Computationally Efficient Reinforcement Learning with Linear Bellman Completeness

Abstract: One of the most natural approaches to reinforcement learning (RL) with function approximation is value iteration, which inductively generates approximations to the optimal value function by solving a sequence of regression problems. To ensure the success of value iteration, it is typically assumed that Bellman completeness holds, which ensures that these regression problems are well-specified. I will discuss new results on the problem of learning an optimal policy under Bellman completeness in the online and offline models of RL with linear function approximation.

 

In the online setting, while statistically efficient algorithms are known under Bellman completeness, these algorithms all relied on the principle of global optimism which requires solving a nonconvex optimization problem. We give the first polynomial-time algorithm when the number of actions is any constant. In the offline setting, we give the first algorithm which finds a near-optimal policy under a single-policy coverage condition. Our algorithm is also computationally efficient and generalizes to the setting with small inherent Bellman error, for which the suboptimality of our output policy scales with the square root of the Bellman error. We also prove a matching lower bound, showing that no algorithm can achieve better than square-root dependence on the Bellman error.

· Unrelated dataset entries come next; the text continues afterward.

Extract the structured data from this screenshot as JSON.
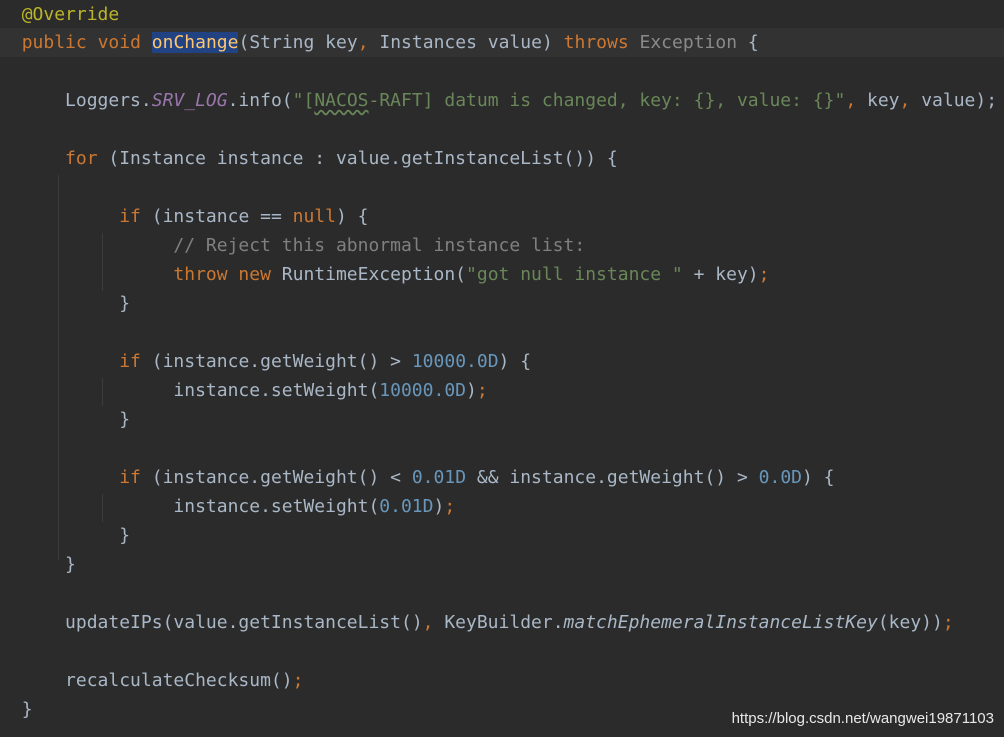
{
  "code": {
    "annotation": "@Override",
    "sig": {
      "public": "public",
      "void": "void",
      "method": "onChange",
      "open": "(",
      "type1": "String",
      "param1": " key",
      "comma": ",",
      "type2": " Instances",
      "param2": " value",
      "close": ") ",
      "throws": "throws",
      "exception": " Exception",
      "brace": " {"
    },
    "log": {
      "cls": "Loggers.",
      "field": "SRV_LOG",
      "call": ".info(",
      "str_a": "\"[",
      "str_b": "NACOS",
      "str_c": "-RAFT] datum is changed, key: {}, value: {}\"",
      "comma1": ",",
      "arg1": " key",
      "comma2": ",",
      "arg2": " value",
      "end": ");"
    },
    "for_line": {
      "kw": "for",
      "rest": " (Instance instance : value.getInstanceList()) {"
    },
    "if1": {
      "kw": "if",
      "open": " (instance == ",
      "null": "null",
      "close": ") {"
    },
    "comment": "// Reject this abnormal instance list:",
    "throw_line": {
      "throw": "throw",
      "new": " new",
      "cls": " RuntimeException(",
      "str": "\"got null instance \"",
      "rest": " + key)",
      "semi": ";"
    },
    "brace_close": "}",
    "if2": {
      "kw": "if",
      "open": " (instance.getWeight() > ",
      "num": "10000.0D",
      "close": ") {"
    },
    "set1": {
      "call": "instance.setWeight(",
      "num": "10000.0D",
      "close": ")",
      "semi": ";"
    },
    "if3": {
      "kw": "if",
      "open": " (instance.getWeight() < ",
      "num1": "0.01D",
      "mid": " && instance.getWeight() > ",
      "num2": "0.0D",
      "close": ") {"
    },
    "set2": {
      "call": "instance.setWeight(",
      "num": "0.01D",
      "close": ")",
      "semi": ";"
    },
    "update": {
      "call": "updateIPs(value.getInstanceList()",
      "comma": ",",
      "cls": " KeyBuilder.",
      "method": "matchEphemeralInstanceListKey",
      "close": "(key))",
      "semi": ";"
    },
    "recalc": {
      "call": "recalculateChecksum()",
      "semi": ";"
    }
  },
  "watermark": "https://blog.csdn.net/wangwei19871103",
  "colors": {
    "background": "#2b2b2b",
    "keyword": "#cc7832",
    "annotation": "#bbb529",
    "method": "#ffc66d",
    "string": "#6a8759",
    "number": "#6897bb",
    "comment": "#808080",
    "selection": "#214283"
  }
}
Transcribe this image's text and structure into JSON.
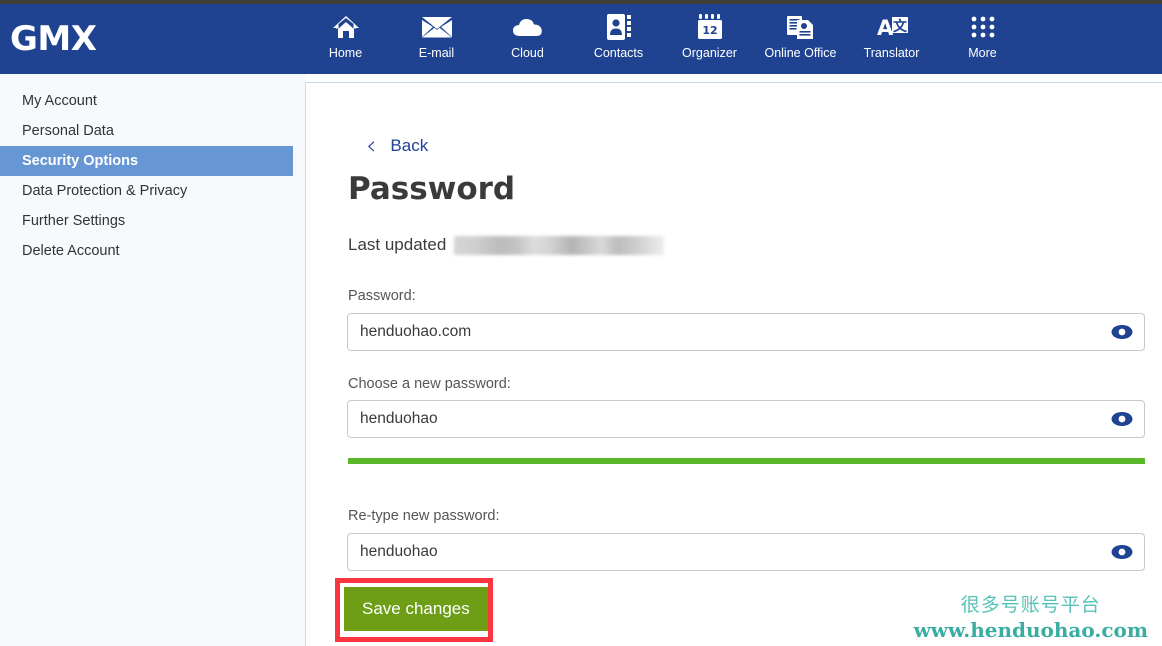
{
  "brand": {
    "name": "GMX"
  },
  "nav": {
    "items": [
      {
        "label": "Home",
        "icon": "home-icon"
      },
      {
        "label": "E-mail",
        "icon": "envelope-icon"
      },
      {
        "label": "Cloud",
        "icon": "cloud-icon"
      },
      {
        "label": "Contacts",
        "icon": "contacts-book-icon"
      },
      {
        "label": "Organizer",
        "icon": "calendar-icon",
        "day": "12"
      },
      {
        "label": "Online Office",
        "icon": "documents-icon"
      },
      {
        "label": "Translator",
        "icon": "translate-icon"
      },
      {
        "label": "More",
        "icon": "grid-dots-icon"
      }
    ]
  },
  "sidebar": {
    "items": [
      {
        "label": "My Account",
        "active": false
      },
      {
        "label": "Personal Data",
        "active": false
      },
      {
        "label": "Security Options",
        "active": true
      },
      {
        "label": "Data Protection & Privacy",
        "active": false
      },
      {
        "label": "Further Settings",
        "active": false
      },
      {
        "label": "Delete Account",
        "active": false
      }
    ]
  },
  "main": {
    "back_label": "Back",
    "title": "Password",
    "last_updated_label": "Last updated",
    "last_updated_value": "",
    "fields": [
      {
        "label": "Password:",
        "value": "henduohao.com",
        "placeholder": ""
      },
      {
        "label": "Choose a new password:",
        "value": "henduohao",
        "placeholder": ""
      },
      {
        "label": "Re-type new password:",
        "value": "henduohao",
        "placeholder": ""
      }
    ],
    "strength": {
      "level": "strong",
      "percent": 100,
      "color": "#5cb82b"
    },
    "save_label": "Save changes"
  },
  "annotation": {
    "highlight_color": "#fb3640"
  },
  "watermark": {
    "cn": "很多号账号平台",
    "url": "www.henduohao.com",
    "color": "#3aada2"
  },
  "colors": {
    "header_blue": "#1f4391",
    "sidebar_active": "#6796d4",
    "save_green": "#6d9e16",
    "link_blue": "#20409a"
  }
}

This lower bound stands in contrast to many other settings in reinforcement learning with misspecification, where one can typically obtain performance that degrades linearly with the misspecification error.

 

Speaker bio: Noah Golowich is a PhD Student at the Massachusetts Institute of Technology, advised by Constantinos Daskalakis and Ankur Moitra. His research interests lie in theoretical machine learning, with a particular focus on the connections between multi-agent learning, game theory, and online learning, and theoretical reinforcement learning. He was supported by a Fannie & John Hertz Foundation Fellowship and an NSF Graduate Fellowship.